Air hitam yang tak pernah tidur
Aldrin menatap foto itu, masih gemetar. Hatinya memberontak, pikirannya menolak, tapi tubuhnya membeku. Gambar itu terlalu jelas. Terlalu nyata. Tapi… kenapa ia tak bisa mengingat?
Jeritan dari bawah jembatan semakin keras.
"Ajak dia ke sini! Ajak dia ke sini!"
Jembatan berguncang. Papan-papan bertuliskan nama mulai patah satu per satu. Kabut mengamuk, seperti makhluk yang lapar.
Aldrin tak punya waktu. Ia bangkit dan berlari menuju ujung jembatan yang belum runtuh. Di belakangnya, sosok-sosok hitam itu tetap mengejarnya, tapi mereka mulai terlempar ke sungai satu per satu seiring papan jembatan runtuh.
Namun satu sosok tetap bertahan.
Satu-satunya yang tidak terlihat gelap seperti yang lain.
Ia memakai jaket hitam. Dan dari kejauhan... wajahnya tampak familiar.
Raka.
Aldrin berhenti.
"Raka...? Itu kamu?"
Sosok itu berjalan perlahan, tapi tiap langkahnya membuat papan jembatan seolah tumbuh kembali. Seperti jembatan ingin dia mengejar Aldrin.
"Jangan pergi, Drin," katanya, dengan suara yang berat. "Kita belum selesai main."
"Aku nggak ngerti. Aku nggak ingat apa-apa!"
Raka berhenti tepat lima meter di depannya. Matanya merah, kulitnya pucat seperti mayat tenggelam.
"Kamu nggak mau ingat."
Aldrin mundur perlahan. Di belakangnya, jembatan berakhir dengan menggantung di tengah kehampaan.

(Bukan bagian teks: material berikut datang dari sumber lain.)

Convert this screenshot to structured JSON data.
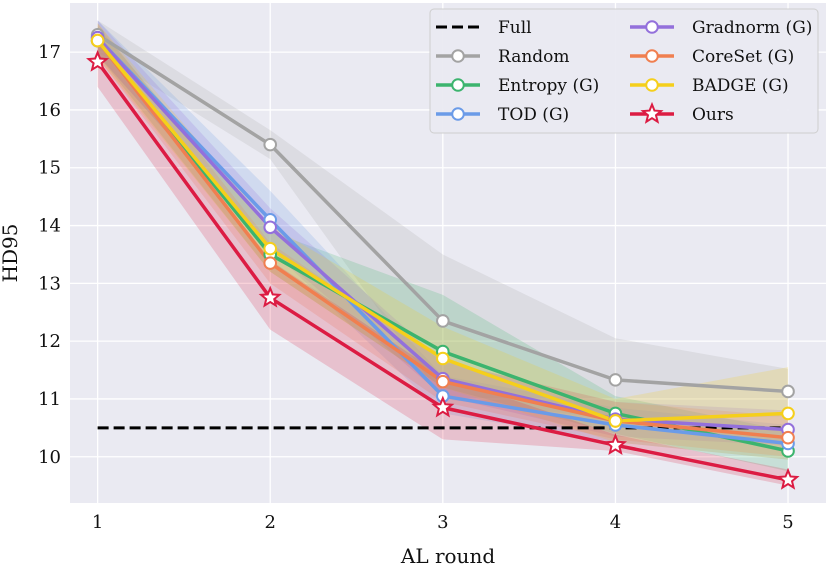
{
  "chart_data": {
    "type": "line",
    "title": "",
    "xlabel": "AL round",
    "ylabel": "HD95",
    "x": [
      1,
      2,
      3,
      4,
      5
    ],
    "xlim": [
      0.84,
      5.22
    ],
    "ylim": [
      9.2,
      17.85
    ],
    "xticks": [
      "1",
      "2",
      "3",
      "4",
      "5"
    ],
    "yticks": [
      "10",
      "11",
      "12",
      "13",
      "14",
      "15",
      "16",
      "17"
    ],
    "grid": true,
    "legend_position": "top-right",
    "baseline": {
      "name": "Full",
      "value": 10.5,
      "x_range": [
        1,
        5
      ],
      "color": "#000000",
      "style": "dashed"
    },
    "series": [
      {
        "name": "Random",
        "color": "#a3a3a3",
        "marker": "circle",
        "values": [
          17.3,
          15.4,
          12.35,
          11.33,
          11.13
        ],
        "band_low": [
          17.0,
          15.15,
          11.0,
          10.65,
          10.7
        ],
        "band_high": [
          17.55,
          15.65,
          13.5,
          12.05,
          11.52
        ]
      },
      {
        "name": "Entropy (G)",
        "color": "#3cb46e",
        "marker": "circle",
        "values": [
          17.2,
          13.5,
          11.82,
          10.75,
          10.1
        ],
        "band_low": [
          16.95,
          13.2,
          11.2,
          10.4,
          9.75
        ],
        "band_high": [
          17.45,
          13.9,
          12.8,
          11.05,
          10.45
        ]
      },
      {
        "name": "TOD (G)",
        "color": "#6b9be8",
        "marker": "circle",
        "values": [
          17.25,
          14.1,
          11.05,
          10.55,
          10.23
        ],
        "band_low": [
          16.95,
          13.6,
          10.75,
          10.25,
          9.95
        ],
        "band_high": [
          17.55,
          14.6,
          11.4,
          10.85,
          10.55
        ]
      },
      {
        "name": "Gradnorm (G)",
        "color": "#9370db",
        "marker": "circle",
        "values": [
          17.25,
          13.97,
          11.35,
          10.65,
          10.47
        ],
        "band_low": [
          16.95,
          13.6,
          11.05,
          10.35,
          10.2
        ],
        "band_high": [
          17.55,
          14.3,
          11.65,
          10.95,
          10.8
        ]
      },
      {
        "name": "CoreSet (G)",
        "color": "#f07f50",
        "marker": "circle",
        "values": [
          17.2,
          13.35,
          11.3,
          10.62,
          10.33
        ],
        "band_low": [
          16.9,
          13.0,
          10.95,
          10.3,
          10.0
        ],
        "band_high": [
          17.5,
          13.7,
          11.65,
          10.95,
          10.7
        ]
      },
      {
        "name": "BADGE (G)",
        "color": "#f5cf1b",
        "marker": "circle",
        "values": [
          17.2,
          13.6,
          11.7,
          10.62,
          10.75
        ],
        "band_low": [
          16.9,
          13.2,
          11.2,
          10.25,
          9.95
        ],
        "band_high": [
          17.5,
          14.0,
          12.25,
          11.0,
          11.55
        ]
      },
      {
        "name": "Ours",
        "color": "#dc1c43",
        "marker": "star",
        "values": [
          16.83,
          12.75,
          10.85,
          10.2,
          9.6
        ],
        "band_low": [
          16.4,
          12.2,
          10.3,
          10.1,
          9.5
        ],
        "band_high": [
          17.2,
          13.4,
          11.4,
          10.38,
          9.78
        ]
      }
    ],
    "legend": {
      "left_column": [
        "Full",
        "Random",
        "Entropy (G)",
        "TOD (G)"
      ],
      "right_column": [
        "Gradnorm (G)",
        "CoreSet (G)",
        "BADGE (G)",
        "Ours"
      ]
    }
  }
}
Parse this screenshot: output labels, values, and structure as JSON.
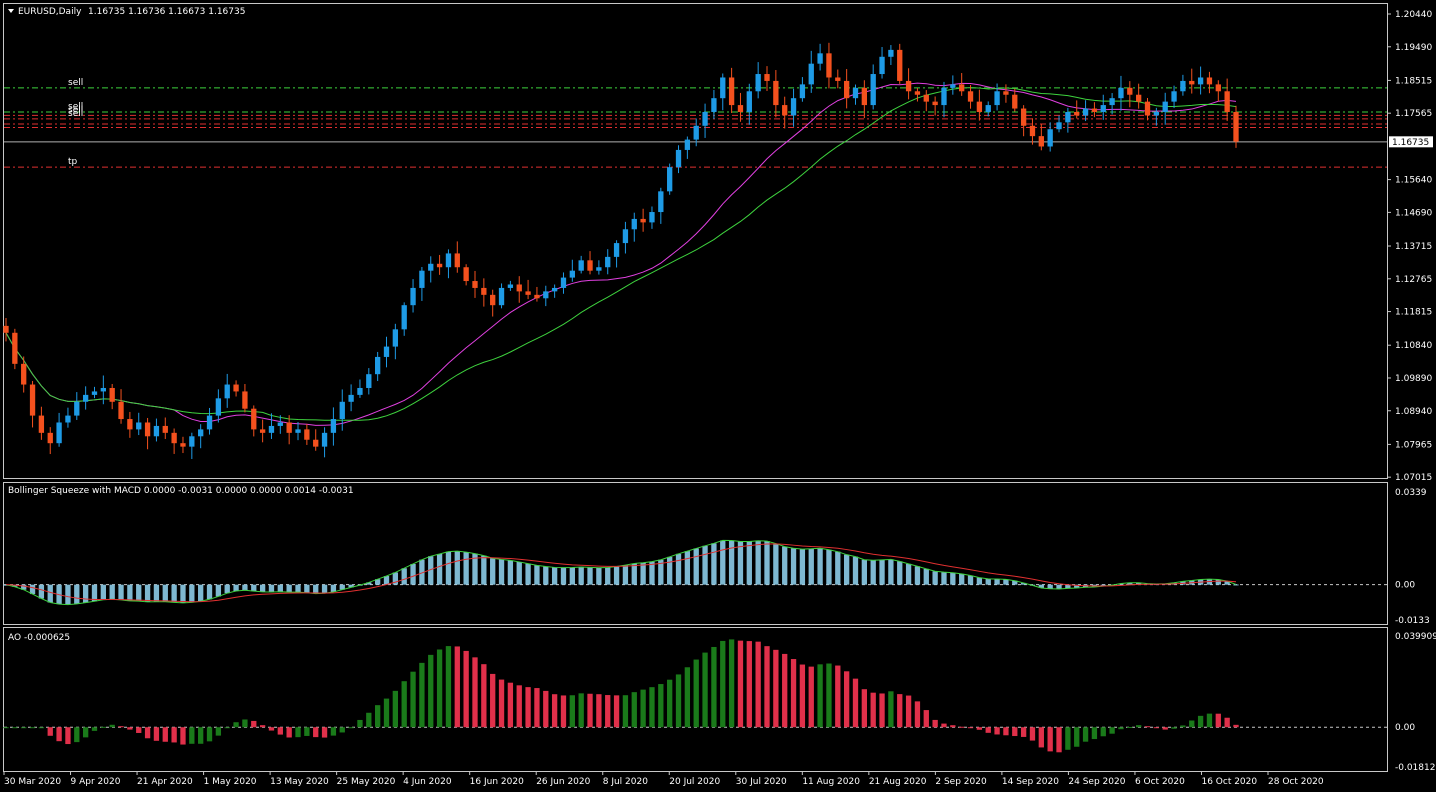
{
  "header": {
    "symbol": "EURUSD,Daily",
    "ohlc": "1.16735 1.16736 1.16673 1.16735"
  },
  "colors": {
    "background": "#000000",
    "bull": "#1e9be6",
    "bear": "#f4511e",
    "ma_fast": "#e040e0",
    "ma_slow": "#3ed23e",
    "level_sell": "#3ed23e",
    "level_red": "#e03030",
    "ao_up": "#1a7a1a",
    "ao_down": "#e0304a",
    "macd_bar": "#8ccce8",
    "macd_line_white": "#ffffff",
    "macd_signal": "#e03030",
    "macd_line_green": "#3ed23e"
  },
  "main_panel": {
    "price_axis": [
      "1.20440",
      "1.19490",
      "1.18515",
      "1.17565",
      "1.16735",
      "1.15640",
      "1.14690",
      "1.13715",
      "1.12765",
      "1.11815",
      "1.10840",
      "1.09890",
      "1.08940",
      "1.07965",
      "1.07015"
    ],
    "current_price": "1.16735",
    "levels": [
      {
        "label": "sell",
        "price": 1.183,
        "color": "#3ed23e"
      },
      {
        "label": "sell",
        "price": 1.176,
        "color": "#3ed23e"
      },
      {
        "label": "sell",
        "price": 1.175,
        "color": "#e03030"
      },
      {
        "label": "sell",
        "price": 1.174,
        "color": "#e03030"
      },
      {
        "label": "",
        "price": 1.1725,
        "color": "#e03030"
      },
      {
        "label": "",
        "price": 1.1715,
        "color": "#e03030"
      },
      {
        "label": "tp",
        "price": 1.16,
        "color": "#e03030"
      }
    ]
  },
  "macd_panel": {
    "title": "Bollinger Squeeze with MACD 0.0000 -0.0031 0.0000 0.0000 0.0014 -0.0031",
    "axis": [
      "0.0339",
      "0.00",
      "-0.0133"
    ]
  },
  "ao_panel": {
    "title": "AO -0.000625",
    "axis": [
      "0.039909",
      "0.00",
      "-0.018121"
    ]
  },
  "time_axis": [
    "30 Mar 2020",
    "9 Apr 2020",
    "21 Apr 2020",
    "1 May 2020",
    "13 May 2020",
    "25 May 2020",
    "4 Jun 2020",
    "16 Jun 2020",
    "26 Jun 2020",
    "8 Jul 2020",
    "20 Jul 2020",
    "30 Jul 2020",
    "11 Aug 2020",
    "21 Aug 2020",
    "2 Sep 2020",
    "14 Sep 2020",
    "24 Sep 2020",
    "6 Oct 2020",
    "16 Oct 2020",
    "28 Oct 2020"
  ],
  "chart_data": {
    "type": "candlestick",
    "symbol": "EURUSD",
    "timeframe": "Daily",
    "x_start": "30 Mar 2020",
    "x_end": "30 Oct 2020",
    "ylim": [
      1.0702,
      1.2044
    ],
    "close": [
      1.112,
      1.103,
      1.097,
      1.088,
      1.083,
      1.08,
      1.086,
      1.088,
      1.092,
      1.094,
      1.095,
      1.096,
      1.092,
      1.087,
      1.084,
      1.086,
      1.082,
      1.085,
      1.083,
      1.08,
      1.079,
      1.082,
      1.084,
      1.088,
      1.093,
      1.097,
      1.095,
      1.09,
      1.084,
      1.083,
      1.085,
      1.086,
      1.083,
      1.084,
      1.081,
      1.079,
      1.083,
      1.087,
      1.092,
      1.094,
      1.096,
      1.1,
      1.105,
      1.108,
      1.113,
      1.12,
      1.125,
      1.13,
      1.132,
      1.131,
      1.135,
      1.131,
      1.127,
      1.125,
      1.123,
      1.12,
      1.125,
      1.126,
      1.124,
      1.123,
      1.122,
      1.124,
      1.125,
      1.128,
      1.13,
      1.133,
      1.13,
      1.131,
      1.134,
      1.138,
      1.142,
      1.145,
      1.144,
      1.147,
      1.153,
      1.16,
      1.165,
      1.168,
      1.172,
      1.176,
      1.18,
      1.186,
      1.178,
      1.176,
      1.182,
      1.187,
      1.185,
      1.178,
      1.175,
      1.18,
      1.184,
      1.19,
      1.193,
      1.186,
      1.185,
      1.18,
      1.183,
      1.178,
      1.187,
      1.192,
      1.194,
      1.185,
      1.182,
      1.181,
      1.179,
      1.178,
      1.183,
      1.184,
      1.182,
      1.179,
      1.176,
      1.178,
      1.182,
      1.181,
      1.177,
      1.172,
      1.169,
      1.166,
      1.171,
      1.173,
      1.176,
      1.175,
      1.177,
      1.176,
      1.178,
      1.18,
      1.183,
      1.181,
      1.179,
      1.175,
      1.176,
      1.179,
      1.182,
      1.185,
      1.184,
      1.186,
      1.184,
      1.182,
      1.176,
      1.1674
    ]
  }
}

Tak ada jalan lagi.
"Apa yang terjadi waktu itu?" Aldrin berteriak. "Kenapa jembatan ini muncul terus?! Kenapa kamu... kenapa kamu menuduh aku?!"
Raka tertawa kecil. Tawa yang tak pernah Aldrin dengar sebelumnya.
"Lihat ke sungai. Mungkin kamu akan ingat."
Aldrin menunduk. Air di bawahnya berputar. Gelap dan dalam.Lalu... sesuatu muncul di permukaan.
Sebuah tubuh.
Tubuh seorang remaja dengan pakaian yang sama seperti Aldrin. Tapi kepalanya menghadap ke bawah, rambutnya menutupi wajah, dan ada darah mengucur dari tengkuknya.
Aldrin memucat. "Siapa... itu?"
Raka berbisik, "Itu kamu. Bagian dari kamu yang kamu tenggelamkan waktu itu."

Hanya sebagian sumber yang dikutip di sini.